‘Civic Duty’ or ‘Civic Responsibility’?

By Khadija Khan



Meeting deadlines, struggling with organizational bureaucracy, and cold weather as well as absolute agitation over the ‘Signal Free Gulberg’ I snarled my way through the jam-packed traffic of Lahore’s boulevards. In all of the daily chaos, I looked at a frail old man holding a banner ‘’We Need Jinnah’s Pakistan’’. A lone ranger, I could recall having seen him a few times before, at the Liberty Chowk.

The combination of the 11oC temperature grappling Lahore, the sheer grit and determination with which he held the slogan over his head with a firm grip and a straight face posed intriguing questions, and compelled me to at least lend him an ear. His name is Mr. Ikram-ul-Haq (Rtd. Additional Managing Director of National Fertilizer Marketing Limited). At the age of 86, clearly having seen it all, achieved it all, he could care very little about fame or recognition. Upon my inquiry as to why he was out in the open in such cold, his concise words were:

‘’ Be it old age or cold weather, I am fulfilling my ‘Civic Duty’’

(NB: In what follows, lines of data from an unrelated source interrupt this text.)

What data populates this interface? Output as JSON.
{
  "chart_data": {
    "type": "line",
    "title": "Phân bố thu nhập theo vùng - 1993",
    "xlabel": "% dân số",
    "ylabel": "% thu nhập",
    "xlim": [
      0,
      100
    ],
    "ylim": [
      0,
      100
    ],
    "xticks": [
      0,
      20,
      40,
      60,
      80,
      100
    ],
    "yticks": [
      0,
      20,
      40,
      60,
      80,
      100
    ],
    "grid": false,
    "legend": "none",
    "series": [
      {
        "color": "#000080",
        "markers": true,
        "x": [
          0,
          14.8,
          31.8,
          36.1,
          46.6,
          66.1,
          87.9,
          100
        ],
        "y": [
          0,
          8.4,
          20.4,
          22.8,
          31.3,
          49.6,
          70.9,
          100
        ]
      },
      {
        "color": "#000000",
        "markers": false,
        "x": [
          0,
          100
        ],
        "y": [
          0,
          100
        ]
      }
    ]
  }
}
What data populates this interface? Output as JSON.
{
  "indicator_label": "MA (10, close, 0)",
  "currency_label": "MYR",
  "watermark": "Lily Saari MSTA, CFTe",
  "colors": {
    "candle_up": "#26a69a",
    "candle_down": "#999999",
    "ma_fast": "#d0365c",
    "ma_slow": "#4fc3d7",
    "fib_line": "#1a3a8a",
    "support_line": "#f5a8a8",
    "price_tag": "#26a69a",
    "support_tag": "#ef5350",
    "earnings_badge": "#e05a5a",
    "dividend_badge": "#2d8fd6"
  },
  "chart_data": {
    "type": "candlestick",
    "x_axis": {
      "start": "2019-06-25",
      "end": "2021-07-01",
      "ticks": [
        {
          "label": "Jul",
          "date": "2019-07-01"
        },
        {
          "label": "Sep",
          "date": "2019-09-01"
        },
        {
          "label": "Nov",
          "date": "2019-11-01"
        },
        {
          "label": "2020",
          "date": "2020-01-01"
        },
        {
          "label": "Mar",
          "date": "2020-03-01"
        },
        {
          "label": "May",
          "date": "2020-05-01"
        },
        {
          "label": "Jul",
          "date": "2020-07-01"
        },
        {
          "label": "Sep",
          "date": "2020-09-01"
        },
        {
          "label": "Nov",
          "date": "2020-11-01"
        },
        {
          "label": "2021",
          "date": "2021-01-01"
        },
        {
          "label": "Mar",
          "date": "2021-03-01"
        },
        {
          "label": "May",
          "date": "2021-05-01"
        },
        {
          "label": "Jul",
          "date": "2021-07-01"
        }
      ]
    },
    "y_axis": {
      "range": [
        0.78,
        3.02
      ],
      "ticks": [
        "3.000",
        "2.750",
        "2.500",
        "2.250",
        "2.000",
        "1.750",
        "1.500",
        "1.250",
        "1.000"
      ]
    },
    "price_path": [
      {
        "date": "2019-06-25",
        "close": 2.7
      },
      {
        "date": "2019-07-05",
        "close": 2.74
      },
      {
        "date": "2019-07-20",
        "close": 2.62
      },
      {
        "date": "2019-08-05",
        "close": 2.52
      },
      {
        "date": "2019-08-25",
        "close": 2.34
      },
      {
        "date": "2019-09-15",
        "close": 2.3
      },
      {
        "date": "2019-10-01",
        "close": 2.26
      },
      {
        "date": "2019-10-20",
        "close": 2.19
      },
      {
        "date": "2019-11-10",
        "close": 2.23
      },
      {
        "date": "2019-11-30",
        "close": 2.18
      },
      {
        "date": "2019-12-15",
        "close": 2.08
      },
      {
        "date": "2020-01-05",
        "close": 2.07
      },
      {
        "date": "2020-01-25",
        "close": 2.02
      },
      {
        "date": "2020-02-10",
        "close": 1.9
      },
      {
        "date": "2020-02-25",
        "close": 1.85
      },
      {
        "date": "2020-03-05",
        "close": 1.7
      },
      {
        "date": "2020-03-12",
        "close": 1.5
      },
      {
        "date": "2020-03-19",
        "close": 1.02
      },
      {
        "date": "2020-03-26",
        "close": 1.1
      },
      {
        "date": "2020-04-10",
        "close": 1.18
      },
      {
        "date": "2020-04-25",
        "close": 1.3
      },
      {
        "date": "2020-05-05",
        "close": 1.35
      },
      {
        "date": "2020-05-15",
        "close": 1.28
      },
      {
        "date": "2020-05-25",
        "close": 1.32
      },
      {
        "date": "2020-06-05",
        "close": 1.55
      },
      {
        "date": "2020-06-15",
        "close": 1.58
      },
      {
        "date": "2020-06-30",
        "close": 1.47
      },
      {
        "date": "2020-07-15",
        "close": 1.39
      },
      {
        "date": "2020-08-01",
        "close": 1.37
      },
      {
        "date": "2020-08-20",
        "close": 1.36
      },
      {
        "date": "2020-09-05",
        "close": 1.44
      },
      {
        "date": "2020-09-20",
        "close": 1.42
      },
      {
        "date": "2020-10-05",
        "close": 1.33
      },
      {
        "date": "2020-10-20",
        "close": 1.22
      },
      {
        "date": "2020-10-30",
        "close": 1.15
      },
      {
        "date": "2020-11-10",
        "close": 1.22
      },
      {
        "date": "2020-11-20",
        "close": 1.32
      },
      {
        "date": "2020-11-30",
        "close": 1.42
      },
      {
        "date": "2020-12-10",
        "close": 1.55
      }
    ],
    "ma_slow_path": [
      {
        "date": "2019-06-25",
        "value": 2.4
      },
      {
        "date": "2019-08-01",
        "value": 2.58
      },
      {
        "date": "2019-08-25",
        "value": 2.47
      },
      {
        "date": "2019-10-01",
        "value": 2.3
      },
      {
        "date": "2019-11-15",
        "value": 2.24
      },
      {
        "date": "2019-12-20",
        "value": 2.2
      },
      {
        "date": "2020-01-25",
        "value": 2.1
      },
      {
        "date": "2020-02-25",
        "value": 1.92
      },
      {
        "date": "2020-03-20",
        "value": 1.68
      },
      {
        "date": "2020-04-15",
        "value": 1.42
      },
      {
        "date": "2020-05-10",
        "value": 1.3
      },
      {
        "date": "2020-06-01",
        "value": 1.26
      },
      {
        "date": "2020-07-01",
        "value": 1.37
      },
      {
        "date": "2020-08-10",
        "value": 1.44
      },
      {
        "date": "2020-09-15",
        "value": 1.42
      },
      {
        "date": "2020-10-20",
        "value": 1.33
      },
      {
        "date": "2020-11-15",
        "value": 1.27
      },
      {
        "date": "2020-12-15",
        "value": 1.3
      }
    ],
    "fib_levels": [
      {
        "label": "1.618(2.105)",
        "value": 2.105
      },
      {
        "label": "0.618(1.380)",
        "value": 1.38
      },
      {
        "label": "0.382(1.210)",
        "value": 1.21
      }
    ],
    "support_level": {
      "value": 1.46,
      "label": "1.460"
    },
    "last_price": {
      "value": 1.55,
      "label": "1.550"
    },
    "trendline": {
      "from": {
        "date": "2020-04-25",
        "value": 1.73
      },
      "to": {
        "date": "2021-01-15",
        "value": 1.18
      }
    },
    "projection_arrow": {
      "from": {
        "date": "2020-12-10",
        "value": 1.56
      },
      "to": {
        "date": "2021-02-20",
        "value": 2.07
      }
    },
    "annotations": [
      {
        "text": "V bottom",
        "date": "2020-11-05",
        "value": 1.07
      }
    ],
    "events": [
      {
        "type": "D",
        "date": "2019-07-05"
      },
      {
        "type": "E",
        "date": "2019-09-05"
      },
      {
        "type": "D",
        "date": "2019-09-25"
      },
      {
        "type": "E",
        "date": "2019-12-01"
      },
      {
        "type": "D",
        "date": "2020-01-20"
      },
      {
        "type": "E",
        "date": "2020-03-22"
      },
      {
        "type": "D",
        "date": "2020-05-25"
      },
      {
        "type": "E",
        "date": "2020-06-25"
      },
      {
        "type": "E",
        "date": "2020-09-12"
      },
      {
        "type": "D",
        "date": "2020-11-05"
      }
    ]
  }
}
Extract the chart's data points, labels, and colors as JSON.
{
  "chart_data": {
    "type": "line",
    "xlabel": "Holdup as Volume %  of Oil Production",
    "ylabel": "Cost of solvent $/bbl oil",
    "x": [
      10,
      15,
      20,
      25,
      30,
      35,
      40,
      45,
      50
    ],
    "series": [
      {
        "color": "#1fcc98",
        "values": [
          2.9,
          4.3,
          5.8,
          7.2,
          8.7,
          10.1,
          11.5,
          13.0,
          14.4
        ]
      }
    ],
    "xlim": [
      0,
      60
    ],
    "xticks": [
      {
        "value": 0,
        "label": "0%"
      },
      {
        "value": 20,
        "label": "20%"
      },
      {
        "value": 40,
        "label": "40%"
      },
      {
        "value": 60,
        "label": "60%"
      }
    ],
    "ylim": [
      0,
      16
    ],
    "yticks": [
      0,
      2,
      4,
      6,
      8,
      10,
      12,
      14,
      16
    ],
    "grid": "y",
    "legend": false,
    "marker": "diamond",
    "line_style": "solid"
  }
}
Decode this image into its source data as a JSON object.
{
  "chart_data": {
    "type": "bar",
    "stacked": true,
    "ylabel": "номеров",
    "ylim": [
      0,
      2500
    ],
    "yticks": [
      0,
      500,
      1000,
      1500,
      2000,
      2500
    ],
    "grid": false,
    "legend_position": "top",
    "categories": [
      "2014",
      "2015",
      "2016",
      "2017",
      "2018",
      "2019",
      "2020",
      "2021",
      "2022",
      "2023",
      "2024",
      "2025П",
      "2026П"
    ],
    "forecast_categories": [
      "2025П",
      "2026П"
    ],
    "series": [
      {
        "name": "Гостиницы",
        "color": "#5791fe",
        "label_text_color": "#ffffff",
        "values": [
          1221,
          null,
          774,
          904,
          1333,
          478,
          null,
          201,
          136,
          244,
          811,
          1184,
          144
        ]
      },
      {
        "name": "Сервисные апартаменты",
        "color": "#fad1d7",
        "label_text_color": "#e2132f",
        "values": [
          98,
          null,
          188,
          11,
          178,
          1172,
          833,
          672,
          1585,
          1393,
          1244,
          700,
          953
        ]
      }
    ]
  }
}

The utter contentment and pride in his tone left me awe-struck. With a sparkle in his eye, he talked about the greatness of this country’s founder Muhammad Ali Jinnah. He spoke with a sparkle unbeknown to us the young generation of a time when it was not an obligation but a natural sentiment which drove people to contribute towards the ‘Pakistan Movement’. He spoke of dedicating his younger years from 1944 to 1948 for this great cause. Distributing a pamphlet, to interested candidates, he laid out manifestations of Jinnah’s ideology for a perfect secular state (a perfect Pakistan that is still a far cry from where we stand today). The manifestation was a proponent of the rule of law, transparent democratic rule, freedom of thought and choice, protection of life, limb and property, quality education for all, patience and above all honesty as a virtue.

It is pertinent to define and differentiate between ‘Civic Duty’ and ‘Civic Responsibility’. While, Civic Duty is the set of actions required by law for a citizen to perform, for instance abiding by the law, voting or paying taxes. On the contrary, ‘Civic Responsibility’ is actions performed by an individual as a goodwill gesture, that is, volunteering, recycling, and helping other citizens, so on.

Will it be safe to state that as a nation we are a tad bit behind on both our duty and responsibility? It was not up until the 2013 elections that a rigorous campaign for the non-voting populace was carried out by political newbies such as the PTI to come forward and end their self-proclaimed exile from the voting booths. Structural issues still continue to daunt our electoral process which includes a toothless and incompetent Election Commission, lack of constitutional rights for overseas Pakistanis to cast their ballots as well as electoral rigging reports and re-election fiascos. Fulfilling Civic Duties and Responsibilities tend to set nation states apart. The legendry heavyweight boxer Muhammad Ali who defied his Civic Duty by not registering to fight in the Vietnam War was reprimanded. He was stripped of his boxing titles, arrested and shamed. He had to come out of retirement in the late 1970s as a shade of a boxer he once was. Therefore great nations require commitment to Civic Duty and Responsibility from their citizens.

So, While we mourn for the APS massacre, Bacha Khan University Attacks and the countless other terrorist attacks that haunt us as Pakistanis. Complain about nepotism, anti-secular sentiments, bribery and all the other ills within our society, do we even take a moment to ponder how and what we are practically contributing towards our primarily; Civic duty and then focus on the Civic Responsibility? Valuing principles over our individual gains or being doltishly played into an interminable hunger for more?

Various countries have different legally enforceable duties. For instance in Minneapolis, USA has made it enforceable by law to keep pavements free from snow. Although, Pakistan on the contrary is a developing country and frankly our law and order situation is not one to even consider highlighting. However, one of John Kennedy’s famous quote goes by,’’ Ask not what your country can do for you; ask what you can do for your country.’’

We can as a community stress less about the trending lawn frenzy, class divide, and status consciousness, religious differences and develop a more nationalistic approach to our problems. Develop a sense of community welfare and keeping movements for change alive. Gestures as small as compulsory primary education for all would result in holistic changes to our social fabric. Therefore, in the everyday commotion, Respected Mr.Ikram-ul-Haq proved as a pleasant nudge in the right direction. Are we merely becoming Anti-nationalists or Plain Apathetic?